2. Research Questions
What is an ideal metric that balances utility and fairness in information retrieval?
3. Data and Methods
Dataset
- Google Search: Dataset contain 100 queries and 7,410 webpages crawled from a snapshot of Google Web search.
- ClueWeb09: Dataset used in the TREC 2009 Web Track, commonly used in the diversity-related retrieval tasks. These data contain roughly 1 billion web pages comprising approximately 25TB of uncompressed data in multiple languages, crawled from the Web during January and February 2009.
- MovieLens: Public benchmark dataset commonly used in the recommendation literature, especially in recent fair recommendation research.
Methods and Metrics
- position discounted KL-divergence
- Invariant Risk Minimization (IRM)
- Epsilon-Greedy Algorithm
- Mean Average Precision (MAP)
- Normalized Discounted Cumulative Gain (nDCG)

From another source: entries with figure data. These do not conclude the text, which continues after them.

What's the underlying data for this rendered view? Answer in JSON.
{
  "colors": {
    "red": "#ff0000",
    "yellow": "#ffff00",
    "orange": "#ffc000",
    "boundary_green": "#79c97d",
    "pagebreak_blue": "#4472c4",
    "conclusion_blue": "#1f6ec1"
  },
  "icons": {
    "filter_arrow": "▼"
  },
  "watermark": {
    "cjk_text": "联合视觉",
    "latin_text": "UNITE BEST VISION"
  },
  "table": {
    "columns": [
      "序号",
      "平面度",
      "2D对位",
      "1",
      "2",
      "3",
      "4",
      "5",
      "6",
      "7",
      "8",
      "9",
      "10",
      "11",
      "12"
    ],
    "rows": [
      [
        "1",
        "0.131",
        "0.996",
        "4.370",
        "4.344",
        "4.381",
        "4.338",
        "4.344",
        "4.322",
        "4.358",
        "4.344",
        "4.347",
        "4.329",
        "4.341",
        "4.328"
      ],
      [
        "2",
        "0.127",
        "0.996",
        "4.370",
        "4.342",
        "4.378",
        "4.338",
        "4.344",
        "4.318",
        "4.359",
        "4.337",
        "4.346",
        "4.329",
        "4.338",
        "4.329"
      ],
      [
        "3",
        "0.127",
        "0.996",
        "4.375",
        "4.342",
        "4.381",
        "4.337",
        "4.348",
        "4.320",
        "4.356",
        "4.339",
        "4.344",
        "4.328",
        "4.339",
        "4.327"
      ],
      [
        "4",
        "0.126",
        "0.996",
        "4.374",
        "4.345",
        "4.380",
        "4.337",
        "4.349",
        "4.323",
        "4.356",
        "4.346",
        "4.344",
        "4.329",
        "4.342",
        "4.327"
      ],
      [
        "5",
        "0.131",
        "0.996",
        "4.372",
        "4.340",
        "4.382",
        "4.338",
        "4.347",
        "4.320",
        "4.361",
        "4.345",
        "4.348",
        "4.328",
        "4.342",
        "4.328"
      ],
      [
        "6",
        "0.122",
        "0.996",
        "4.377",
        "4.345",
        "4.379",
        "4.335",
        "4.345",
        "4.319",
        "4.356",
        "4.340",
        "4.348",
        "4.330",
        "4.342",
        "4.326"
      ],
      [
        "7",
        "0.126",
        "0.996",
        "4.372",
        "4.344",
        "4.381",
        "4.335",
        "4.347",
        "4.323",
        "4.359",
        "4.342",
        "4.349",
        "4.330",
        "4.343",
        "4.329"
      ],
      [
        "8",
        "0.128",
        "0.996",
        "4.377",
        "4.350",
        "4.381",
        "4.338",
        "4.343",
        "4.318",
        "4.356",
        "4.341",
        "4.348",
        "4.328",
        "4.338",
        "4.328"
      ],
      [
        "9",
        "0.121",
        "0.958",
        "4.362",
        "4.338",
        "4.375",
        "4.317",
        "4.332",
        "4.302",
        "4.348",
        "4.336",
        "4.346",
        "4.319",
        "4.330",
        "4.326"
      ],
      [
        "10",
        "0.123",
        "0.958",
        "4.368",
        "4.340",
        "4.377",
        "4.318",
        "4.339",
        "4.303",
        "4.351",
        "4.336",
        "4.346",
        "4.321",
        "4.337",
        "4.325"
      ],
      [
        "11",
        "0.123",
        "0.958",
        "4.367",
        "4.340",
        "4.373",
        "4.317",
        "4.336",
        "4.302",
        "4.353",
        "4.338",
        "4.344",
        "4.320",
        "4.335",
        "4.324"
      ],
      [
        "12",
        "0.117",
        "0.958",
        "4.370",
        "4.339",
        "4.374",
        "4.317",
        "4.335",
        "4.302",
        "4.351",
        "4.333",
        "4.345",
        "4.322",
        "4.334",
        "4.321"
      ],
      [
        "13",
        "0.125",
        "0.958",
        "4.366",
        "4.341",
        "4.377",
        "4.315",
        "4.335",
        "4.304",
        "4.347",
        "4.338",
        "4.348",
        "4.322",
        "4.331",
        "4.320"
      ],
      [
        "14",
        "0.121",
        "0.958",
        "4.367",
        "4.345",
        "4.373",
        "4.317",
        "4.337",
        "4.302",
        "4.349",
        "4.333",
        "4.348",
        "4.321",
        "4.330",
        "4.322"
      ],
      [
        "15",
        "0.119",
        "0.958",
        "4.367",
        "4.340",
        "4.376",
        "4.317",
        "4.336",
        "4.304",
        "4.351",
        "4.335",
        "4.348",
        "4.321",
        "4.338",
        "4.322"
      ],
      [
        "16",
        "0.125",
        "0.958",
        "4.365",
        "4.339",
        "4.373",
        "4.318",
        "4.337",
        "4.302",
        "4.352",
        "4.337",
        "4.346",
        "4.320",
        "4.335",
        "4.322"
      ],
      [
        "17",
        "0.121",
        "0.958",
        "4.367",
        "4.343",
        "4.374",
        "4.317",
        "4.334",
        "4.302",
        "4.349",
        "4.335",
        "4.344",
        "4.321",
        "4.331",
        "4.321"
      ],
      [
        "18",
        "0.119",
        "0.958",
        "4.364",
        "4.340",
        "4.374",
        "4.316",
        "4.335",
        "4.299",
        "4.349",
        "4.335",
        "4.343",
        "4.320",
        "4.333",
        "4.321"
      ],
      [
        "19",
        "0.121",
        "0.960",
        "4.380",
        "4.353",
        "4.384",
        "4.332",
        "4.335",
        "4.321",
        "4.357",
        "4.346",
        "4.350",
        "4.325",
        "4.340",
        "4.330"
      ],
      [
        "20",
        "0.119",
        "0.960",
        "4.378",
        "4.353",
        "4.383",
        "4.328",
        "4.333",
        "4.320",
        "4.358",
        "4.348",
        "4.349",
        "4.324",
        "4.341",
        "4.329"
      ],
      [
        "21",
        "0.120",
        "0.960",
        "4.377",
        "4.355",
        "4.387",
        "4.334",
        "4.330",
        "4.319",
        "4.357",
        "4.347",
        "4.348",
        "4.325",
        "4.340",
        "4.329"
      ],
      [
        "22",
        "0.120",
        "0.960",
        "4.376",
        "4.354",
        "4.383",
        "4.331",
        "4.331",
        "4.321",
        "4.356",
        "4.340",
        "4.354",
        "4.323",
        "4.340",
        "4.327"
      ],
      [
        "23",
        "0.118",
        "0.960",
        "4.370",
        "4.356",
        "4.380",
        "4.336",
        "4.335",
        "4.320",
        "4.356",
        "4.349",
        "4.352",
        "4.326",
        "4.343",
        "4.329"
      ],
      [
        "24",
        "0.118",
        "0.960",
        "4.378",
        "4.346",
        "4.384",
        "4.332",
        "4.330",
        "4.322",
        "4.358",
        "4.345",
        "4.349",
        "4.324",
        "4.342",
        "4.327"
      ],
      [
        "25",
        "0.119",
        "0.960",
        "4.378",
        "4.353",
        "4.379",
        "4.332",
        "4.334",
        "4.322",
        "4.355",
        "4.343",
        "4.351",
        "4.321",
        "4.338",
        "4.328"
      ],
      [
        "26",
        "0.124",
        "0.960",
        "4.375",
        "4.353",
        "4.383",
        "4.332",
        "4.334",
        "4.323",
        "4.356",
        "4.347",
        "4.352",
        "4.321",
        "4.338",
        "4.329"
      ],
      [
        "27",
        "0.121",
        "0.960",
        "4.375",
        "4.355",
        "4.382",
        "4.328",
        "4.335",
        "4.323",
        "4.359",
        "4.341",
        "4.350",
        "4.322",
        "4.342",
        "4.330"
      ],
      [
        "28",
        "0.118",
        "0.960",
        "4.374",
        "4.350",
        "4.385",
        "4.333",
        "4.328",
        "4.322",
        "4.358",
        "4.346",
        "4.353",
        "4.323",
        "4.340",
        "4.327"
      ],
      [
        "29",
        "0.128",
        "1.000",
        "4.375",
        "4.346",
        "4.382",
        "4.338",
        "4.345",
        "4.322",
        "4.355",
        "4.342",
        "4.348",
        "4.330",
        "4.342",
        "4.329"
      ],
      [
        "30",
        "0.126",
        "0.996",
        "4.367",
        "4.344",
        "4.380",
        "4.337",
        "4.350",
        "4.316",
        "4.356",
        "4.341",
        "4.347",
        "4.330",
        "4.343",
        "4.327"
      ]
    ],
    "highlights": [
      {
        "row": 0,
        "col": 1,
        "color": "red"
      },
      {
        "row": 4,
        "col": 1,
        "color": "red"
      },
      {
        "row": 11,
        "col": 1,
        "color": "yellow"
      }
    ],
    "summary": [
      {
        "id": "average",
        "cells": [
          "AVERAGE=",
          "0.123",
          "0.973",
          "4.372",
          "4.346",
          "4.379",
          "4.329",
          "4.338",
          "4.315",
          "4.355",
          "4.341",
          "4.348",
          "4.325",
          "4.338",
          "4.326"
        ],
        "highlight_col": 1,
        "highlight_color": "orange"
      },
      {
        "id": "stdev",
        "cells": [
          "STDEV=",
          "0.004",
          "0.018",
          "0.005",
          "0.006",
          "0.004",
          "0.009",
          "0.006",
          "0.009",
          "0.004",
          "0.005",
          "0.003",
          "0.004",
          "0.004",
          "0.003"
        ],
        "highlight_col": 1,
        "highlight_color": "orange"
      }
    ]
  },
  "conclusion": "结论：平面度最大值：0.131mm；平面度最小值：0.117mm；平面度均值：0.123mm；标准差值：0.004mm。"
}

- Rank-Biased Precision (RBP)
4. Summary of Findings
FAIR combines the essential factors in IR (relevance, diversity, and novelty) discounted by the position bias and diversity bias. FAIR aims to jointly optimize and balance both the utility and fairness of IR. Experiments and tests in this paper showed that, compared to the baseline algorithm, FAIR optimization algorithm was able to achieve better utility as well as fairness. FAIR rewards the algorithms that perform well in both fairness and utility. Ideally, the high FAIR score should correspond to high user utility and also fairly expose items.
Experiments show that among four datasets, MovieLens had the worst utility scores due to its extreme sparsity. FAIR captured this since it assigned the lowest score. ClueWeb09 had slightly better relevance scores than Google Search, yet much worse fairness scores. FAIR captured this as well since it gave higher FAIR scores on Google and Google+DetCons than on ClueWeb09.
FAIR reflected for all datasets and the given ranking algorithms, as k increased, both utility and fairness metric scores improved. Moreover, FAIR highlighted cases where both utility and fairness were good and gave higher weights on the dimension with higher performances. Experiments show that when attempted to capture both utility and fairness, FAIR metric differs the most from individual utility metrics as well as individual fairness metrics at top-ranking positions. Also, as k increased, the reward of selecting relevant and fair items diminished due to the large position discount.